Recorded October 2016, Hörfunkstudio II, Hessischer Rundfunk (hr), Frankfurt/Main Produced by Django Bates & Tim Adnitt
Executive Producer: Olaf Stötzler
Recording Producer: Axel Gutzler
Recording Engineer: Michael Wayszak
Mixed by Tim Adnitt in London
Mastered by Ray Staff at Air Mastering, Lyndhurst Hall, London


A heady brew of Beatles, Bates and beefy big band, Saluting Sgt. Pepper could easily have been one seriously over-egged concoction. But though we are whisked away on a Wurlitzer of multi-tracked voices and instrumentation, Bates and the assembled masses have pulled off a master stroke of wit and imagination delivered with discipline.

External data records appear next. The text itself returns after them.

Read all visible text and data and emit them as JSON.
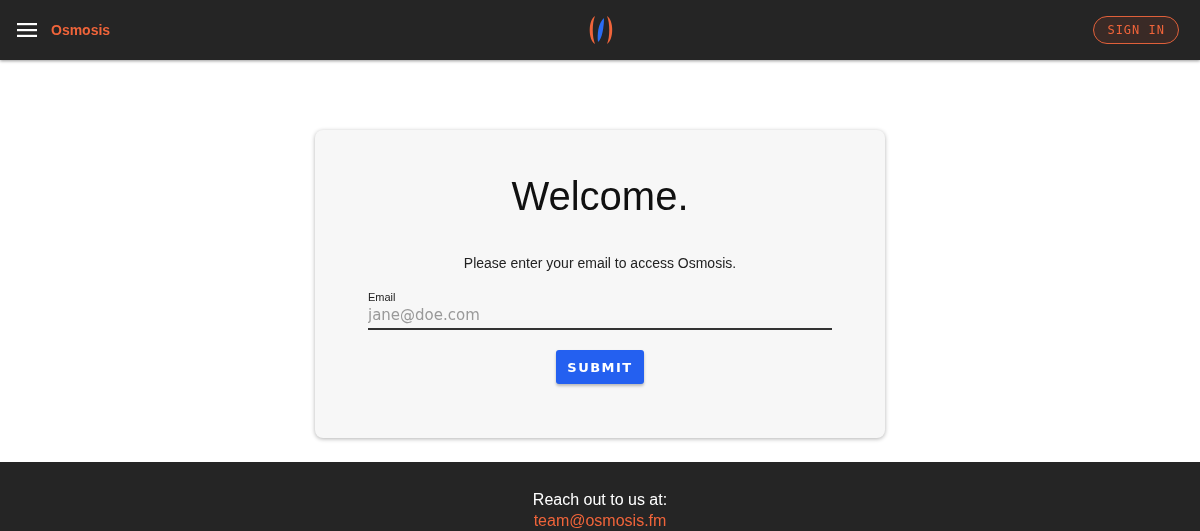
{
  "header": {
    "brand": "Osmosis",
    "sign_in": "SIGN IN"
  },
  "card": {
    "title": "Welcome.",
    "message": "Please enter your email to access Osmosis.",
    "email_field": {
      "label": "Email",
      "placeholder": "jane@doe.com"
    },
    "submit": "SUBMIT"
  },
  "footer": {
    "text": "Reach out to us at:",
    "email": "team@osmosis.fm"
  }
}
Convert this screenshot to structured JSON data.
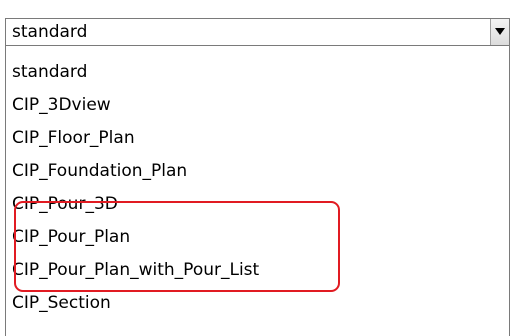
{
  "combo": {
    "selected_value": "standard",
    "arrow_icon": "dropdown-arrow-icon"
  },
  "dropdown": {
    "items": [
      {
        "label": "standard"
      },
      {
        "label": "CIP_3Dview"
      },
      {
        "label": "CIP_Floor_Plan"
      },
      {
        "label": "CIP_Foundation_Plan"
      },
      {
        "label": "CIP_Pour_3D"
      },
      {
        "label": "CIP_Pour_Plan"
      },
      {
        "label": "CIP_Pour_Plan_with_Pour_List"
      },
      {
        "label": "CIP_Section"
      }
    ]
  },
  "annotation": {
    "highlight_color": "#e11b22"
  }
}
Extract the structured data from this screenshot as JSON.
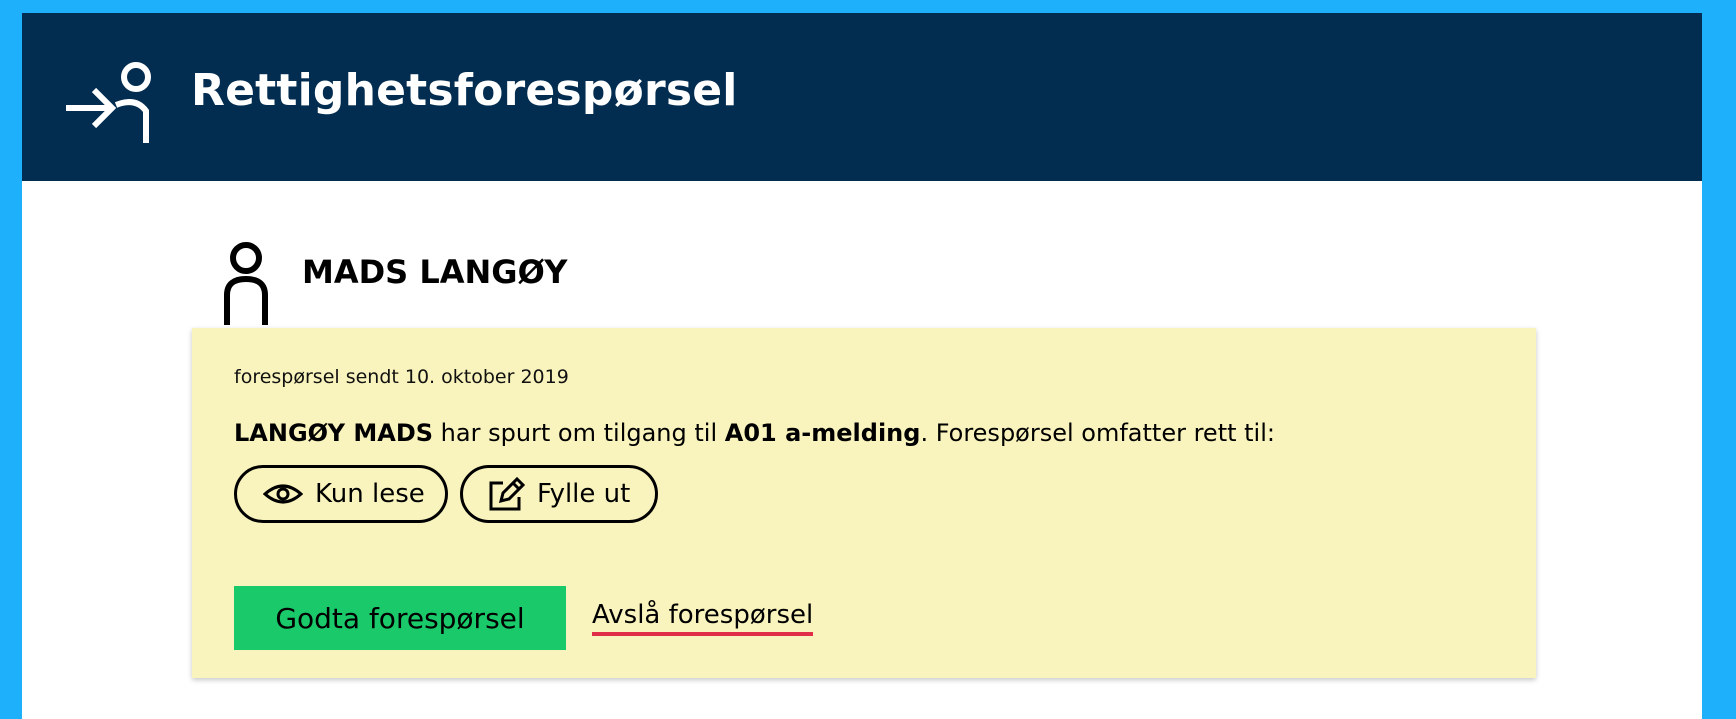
{
  "header": {
    "title": "Rettighetsforespørsel",
    "icon": "person-arrow-icon"
  },
  "person": {
    "name": "MADS LANGØY",
    "icon": "person-icon"
  },
  "request": {
    "date_text": "forespørsel sendt 10. oktober 2019",
    "message": {
      "requester": "LANGØY MADS",
      "middle": " har spurt om tilgang til ",
      "service": "A01 a-melding",
      "suffix": ". Forespørsel omfatter rett til:"
    },
    "rights": [
      {
        "label": "Kun lese",
        "icon": "eye-icon"
      },
      {
        "label": "Fylle ut",
        "icon": "pencil-edit-icon"
      }
    ],
    "accept_label": "Godta forespørsel",
    "reject_label": "Avslå forespørsel"
  },
  "colors": {
    "page_background": "#1eb0fb",
    "header_background": "#022d50",
    "card_background": "#f9f4bd",
    "accept_button": "#1ac96a",
    "reject_underline": "#e02e48"
  }
}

What holds it together is that Bates has remained loyal to the original album’s concept: the arrangements are essentially the same, as is the running order, preserving the flow of one song into another. Bates has also retained familiar musical coat hooks from the original that orient us throughout the project, like Ringo’s fills, that meat and potatoes piano, all the vocals (a heroic performance from Dahl). But around those loved elements, Bates interleaves colours and rhythmic reinventions that complement the songs while maintaining a deep respect, and, crucially, an even deeper affection for the music and the emotions it evokes. Somehow Bates finds musical equivalents for the studio effects (most obviously on that iconic close to ‘A Day In The Life’), sometimes he joyously builds on what’s already there (a choir of clarinets on ‘When I’m 64’), or he cheekily inserts, as with the extra beat in ‘Sgt. Pepper’s Lonely Hearts Club Band’. Because it’s so tightly visioned, there’s little room for the band to stretch out, except on the reprise of ‘Lonely Hearts Club Band’, which kicks in funky and dirty. But all that does is make you want to hear how special this could be live.